The stakes have never been higher that we talk real on race. Here’s the problem: we surveyed Tallahassee on having conversations about race and learned that 28% would rather organize their sock drawer, 14% would prefer a root canal. But we say it’s really possible. We hope you’ll join us as we begin Local Color Season 3.
Since we began our Local Color gatherings two years ago, we’ve come to understand that the relationship between white liberals and black Americans is much more complicated than many of us thought. We’ll go there, but we’ll do it like the neighbors we are. The conversation continues at God Squad the next day here.
We talk a lot about difference of opinion between groups but less about variety of opinion that exists inside them.

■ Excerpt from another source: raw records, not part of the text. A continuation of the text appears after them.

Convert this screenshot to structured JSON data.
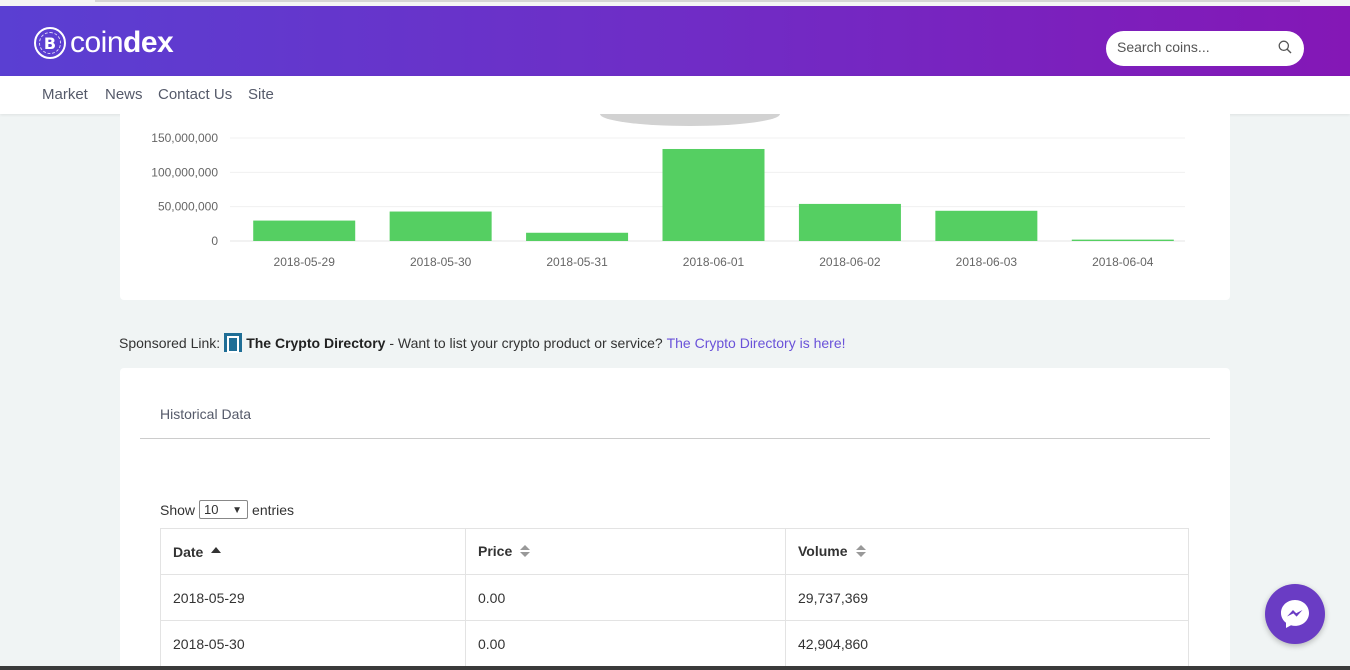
{
  "brand": {
    "logo_symbol": "B",
    "name_light": "coin",
    "name_bold": "dex"
  },
  "search": {
    "placeholder": "Search coins...",
    "icon": "search-icon"
  },
  "nav": {
    "items": [
      "Market",
      "News",
      "Contact Us",
      "Site"
    ]
  },
  "chart_data": {
    "type": "bar",
    "categories": [
      "2018-05-29",
      "2018-05-30",
      "2018-05-31",
      "2018-06-01",
      "2018-06-02",
      "2018-06-03",
      "2018-06-04"
    ],
    "values": [
      29737369,
      42904860,
      12000000,
      134000000,
      54000000,
      44000000,
      2000000
    ],
    "y_ticks": [
      0,
      50000000,
      100000000,
      150000000
    ],
    "y_tick_labels": [
      "0",
      "50,000,000",
      "100,000,000",
      "150,000,000"
    ],
    "ylim": [
      0,
      150000000
    ],
    "title": "",
    "xlabel": "",
    "ylabel": "",
    "bar_color": "#55cf62",
    "grid": true
  },
  "sponsor": {
    "prefix": "Sponsored Link:",
    "name": "The Crypto Directory",
    "text": "- Want to list your crypto product or service?",
    "link": "The Crypto Directory is here!"
  },
  "historical": {
    "title": "Historical Data",
    "show_label": "Show",
    "entries_value": "10",
    "entries_label": "entries",
    "columns": [
      "Date",
      "Price",
      "Volume"
    ],
    "rows": [
      [
        "2018-05-29",
        "0.00",
        "29,737,369"
      ],
      [
        "2018-05-30",
        "0.00",
        "42,904,860"
      ]
    ]
  },
  "colors": {
    "header_start": "#5a3fd2",
    "header_end": "#8417b6",
    "link": "#6a52d9",
    "messenger": "#6a3cc4"
  }
}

Does viewpoint diversity undermine the solidarity of marginalized groups? Should minorities who challenge conventional wisdom automatically be considered traitors? Or might an embrace of ideological difference inside racial minorities plant seeds to heal division?
Four black men were lynched here. Those events, memorialized at the National Lynching Museum in Montgomery, are the focus of a local initiative seeking to remember our community’s share of the violent legacy of slavery and Jim Crow. As we struggle to stem the rising hatred across America today, we’ll consider the complexity of the task of reconciliation and talk about modern day vigilante justice and mobs.
This year’s Local Color panelists are racially diverse at home. For Valentine’s Day, we’ll talk about interracial marriage and adoption at a time when tensions are rising across racial lines – and wrestle with whether we ought to be more melting pot or more salad bowl, retaining our cultural differences.
Does identity politics help marginalized groups get some much-needed R-E-S-P-E-C-T – breaking through barriers to become who we really are? Or does it sometimes hide what’s most unique about us? Can we adore and endure each other? We’ll figure all this out in 90 minutes, no big deal.
In a biographical telling of Jackie Robinson who wore jersey #42 throughout his Major League career, the film 42 tells the story of the first black baseball player in the MLB.